Not many people could bring to mind the treaty which the UK has signed on Antarctic krill, but the fact that we have provides a fascinating insight into how this modern world of ours works.
The treaty itself is known as the Convention on the Conservation of Antarctic Marine Living Resources (CCAMLR) which, according to this site came into force in 1982, as part of the Antarctic Treaty System.
The aim of the Convention, we are told, is to conserve marine life. This does not exclude harvesting as long as such harvesting is carried out in a rational manner, but it has spawned a huge raft of regulations to which signatory countries (Contracting Parties) are required to enact.
The interesting thing here is that, while the UK is a signatory, we have made no regulations to implement the convention, even though we fully comply with it. The reason for this is because the EU is also a signatory. Rather than producing our own national regulations, therefore, we have relied on the EU making them, which we then implement.
A typical example of this process is Council Regulation (EC) No 1721/1999 of of 29 July 1999, laying down certain control measures in respect of vessels flying the flag of Non-Contracting Parties to the Convention on the Conservation of Antarctic Marine Living Resources.
This regulation came into effect after the 16th Annual Meeting of CCAMLR in 1997, when the signatories adopted a conservation measure on a "Scheme to Promote Compliance by Non-Contracting Party Vessels with CCAMLR Conservation Measures".
The objective was to ensure that the effectiveness of conservation and enforcement measures established by CCAMLR is not undermined by Non-
Contracting Party vessels. It required of the signatories to impose an inspection regime on vessels flying the flag of non-contracting parties, which had been sighted engaging in fishing activities in the Convention area.

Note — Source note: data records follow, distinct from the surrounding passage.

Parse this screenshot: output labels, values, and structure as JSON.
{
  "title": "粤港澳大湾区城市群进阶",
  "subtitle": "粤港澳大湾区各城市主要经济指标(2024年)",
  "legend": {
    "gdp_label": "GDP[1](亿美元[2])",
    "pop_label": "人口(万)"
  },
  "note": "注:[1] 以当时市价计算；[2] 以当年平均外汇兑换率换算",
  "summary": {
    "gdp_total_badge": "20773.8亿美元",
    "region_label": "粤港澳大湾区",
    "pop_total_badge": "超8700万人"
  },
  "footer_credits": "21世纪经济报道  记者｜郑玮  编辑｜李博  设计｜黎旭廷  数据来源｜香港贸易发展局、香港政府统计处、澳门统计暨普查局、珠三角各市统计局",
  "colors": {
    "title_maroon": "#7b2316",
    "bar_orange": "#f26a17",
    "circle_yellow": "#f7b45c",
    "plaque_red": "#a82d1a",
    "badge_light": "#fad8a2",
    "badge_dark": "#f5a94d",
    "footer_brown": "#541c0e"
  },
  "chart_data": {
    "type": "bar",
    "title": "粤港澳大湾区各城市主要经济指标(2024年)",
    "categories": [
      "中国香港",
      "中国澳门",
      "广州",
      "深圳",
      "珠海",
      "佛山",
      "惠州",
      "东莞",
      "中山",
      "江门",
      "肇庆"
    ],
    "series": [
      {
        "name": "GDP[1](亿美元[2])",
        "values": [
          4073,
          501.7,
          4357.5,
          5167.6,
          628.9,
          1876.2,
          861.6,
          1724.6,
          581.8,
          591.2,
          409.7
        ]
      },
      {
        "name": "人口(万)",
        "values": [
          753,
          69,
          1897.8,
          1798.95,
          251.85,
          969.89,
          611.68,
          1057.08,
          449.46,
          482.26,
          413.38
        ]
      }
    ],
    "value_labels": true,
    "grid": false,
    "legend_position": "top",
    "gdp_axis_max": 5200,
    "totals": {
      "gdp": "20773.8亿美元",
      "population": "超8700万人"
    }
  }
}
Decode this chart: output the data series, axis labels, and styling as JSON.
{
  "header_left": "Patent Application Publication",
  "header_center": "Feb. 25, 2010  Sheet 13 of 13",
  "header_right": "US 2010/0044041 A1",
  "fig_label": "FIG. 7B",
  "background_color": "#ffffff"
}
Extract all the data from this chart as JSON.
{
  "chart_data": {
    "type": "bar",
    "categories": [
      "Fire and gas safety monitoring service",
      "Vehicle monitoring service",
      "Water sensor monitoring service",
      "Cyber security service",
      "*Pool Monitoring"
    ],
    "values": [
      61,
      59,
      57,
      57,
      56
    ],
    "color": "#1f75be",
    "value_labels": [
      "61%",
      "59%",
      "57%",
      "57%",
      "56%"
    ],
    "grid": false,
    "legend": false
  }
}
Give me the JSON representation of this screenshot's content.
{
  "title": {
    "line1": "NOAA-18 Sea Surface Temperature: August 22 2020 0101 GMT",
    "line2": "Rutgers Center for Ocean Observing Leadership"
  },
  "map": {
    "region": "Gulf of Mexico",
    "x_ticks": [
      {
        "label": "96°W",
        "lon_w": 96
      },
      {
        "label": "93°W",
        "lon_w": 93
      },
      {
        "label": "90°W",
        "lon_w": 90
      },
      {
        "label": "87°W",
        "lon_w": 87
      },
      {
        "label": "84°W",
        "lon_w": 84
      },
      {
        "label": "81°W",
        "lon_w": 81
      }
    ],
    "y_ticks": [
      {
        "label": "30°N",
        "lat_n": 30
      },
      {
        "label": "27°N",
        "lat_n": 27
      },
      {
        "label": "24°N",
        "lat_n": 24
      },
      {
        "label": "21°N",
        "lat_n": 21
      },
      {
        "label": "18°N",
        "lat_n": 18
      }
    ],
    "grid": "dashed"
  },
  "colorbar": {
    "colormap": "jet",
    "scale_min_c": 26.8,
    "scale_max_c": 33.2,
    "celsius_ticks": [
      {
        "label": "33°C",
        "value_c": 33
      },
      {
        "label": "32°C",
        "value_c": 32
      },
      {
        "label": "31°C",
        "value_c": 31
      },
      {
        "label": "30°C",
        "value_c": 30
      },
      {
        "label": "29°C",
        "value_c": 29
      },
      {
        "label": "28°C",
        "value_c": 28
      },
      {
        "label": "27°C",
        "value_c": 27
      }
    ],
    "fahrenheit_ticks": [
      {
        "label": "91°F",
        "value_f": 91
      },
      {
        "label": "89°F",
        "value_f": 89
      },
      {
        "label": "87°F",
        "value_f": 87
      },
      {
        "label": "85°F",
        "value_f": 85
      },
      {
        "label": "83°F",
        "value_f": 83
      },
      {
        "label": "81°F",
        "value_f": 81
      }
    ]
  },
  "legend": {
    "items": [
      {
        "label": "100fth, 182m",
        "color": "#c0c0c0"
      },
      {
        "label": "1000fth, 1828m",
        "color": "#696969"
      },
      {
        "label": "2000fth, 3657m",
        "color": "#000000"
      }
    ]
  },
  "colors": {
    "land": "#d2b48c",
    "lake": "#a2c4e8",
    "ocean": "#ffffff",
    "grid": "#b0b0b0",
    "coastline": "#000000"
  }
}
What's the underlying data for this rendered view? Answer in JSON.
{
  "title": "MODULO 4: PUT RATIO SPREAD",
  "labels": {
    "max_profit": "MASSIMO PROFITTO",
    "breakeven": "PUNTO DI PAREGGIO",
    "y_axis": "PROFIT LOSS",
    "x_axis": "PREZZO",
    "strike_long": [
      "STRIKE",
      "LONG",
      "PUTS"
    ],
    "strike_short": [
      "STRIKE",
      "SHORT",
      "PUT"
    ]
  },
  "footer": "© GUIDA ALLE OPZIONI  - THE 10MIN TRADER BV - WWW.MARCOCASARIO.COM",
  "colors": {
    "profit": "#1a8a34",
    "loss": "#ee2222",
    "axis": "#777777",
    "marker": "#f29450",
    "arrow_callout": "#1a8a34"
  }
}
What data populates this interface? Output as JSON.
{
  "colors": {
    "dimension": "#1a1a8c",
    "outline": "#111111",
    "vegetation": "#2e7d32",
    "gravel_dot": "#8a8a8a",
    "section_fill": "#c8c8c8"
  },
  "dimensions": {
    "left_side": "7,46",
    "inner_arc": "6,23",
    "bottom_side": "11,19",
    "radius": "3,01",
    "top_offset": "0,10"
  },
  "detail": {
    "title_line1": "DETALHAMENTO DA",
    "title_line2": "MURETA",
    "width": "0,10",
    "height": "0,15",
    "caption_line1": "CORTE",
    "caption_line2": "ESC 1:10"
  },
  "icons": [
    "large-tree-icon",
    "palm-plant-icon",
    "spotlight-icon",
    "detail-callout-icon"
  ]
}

Such vessels seeking to land or transship produce in an EU member state could only do so in a designated port, whence an inspection would be carried out to ascertain whether the produce had been caught in accordance with the Convention. If the master cannot prove this, then entry has to be denied.
Largely, this and many other similar regulations are entirely unobjectionable. The EU does not originate the regulations – it merely transcribes the wishes of the CCAMLR signatories, and turns them into actionable law. Interestingly, Norway is a signatory, which takes an active part in the proceedings and thus, effectively, has a hand in dictating what eventually becomes EU law.
Now, should the UK leave the European Union, without an agreement which covers the CCAMLR, the EU regulations would no longer apply to the UK, and there would thus be no mechanism for enforcing the Convention in the territories of the UK, or in respect of UK-registered ships.
Since that would mean that the UK was then in breach of the Convention, the British government would then be faced with the prospect of drafting and enacting a mass of regulations top replace the defunct EU legislation or, more likely, it would chose to re-enact the EU law.
However, it is not that simple. The UK would also have to redefine its designated ports – those which are permitted to carry out inspections - which must then conform with EU requirements, if the produce was then to be allowed into the EU, either directly or as ingredients of processed foods.
This may be a minor problem in the grander scheme of things but it is not insignificant. Much of the krill fished is used as fish-farm feed and to produce Omega 3 oil and other health supplements. And according to the loss-making Guardian, harvesting is an expanding industry.
Although the UK does not have a major interest in the krill fishery, unregulated imports could have a significant effects of the Scottish farmed salmon industry, where krill is regarded as an important and growing feed source
If the UK no longer had the EU regulations in place, the EU could quite legitimately ban the imports of all Scottish salmon unless the suppliers could prove that the krill in any krill-based feed had been fished in accordance with the CCAMLR regime. Other countries, such as the United States, might also apply a prohibition, on the basis on non-conformity with EU rules.
Furthermore, loss of this trade would be only one possible effect of a unilateral withdrawal from the EU. Crucially, there are thousands of different conventions, agreements, protocols and other arrangements which might be affected by our withdrawal and make it more difficult to export. Individually, they might not be too important, but collectively the effect could be massive, so they all need to be examined and any effect neutralised.
Thus, before we leap, we need a good hard look. Withdrawal from the EU is by no means impossible. But it is difficult, and pretending we can walk away without a carefully negotiated settlement already in place is irresponsibility bordering on criminal stupidity.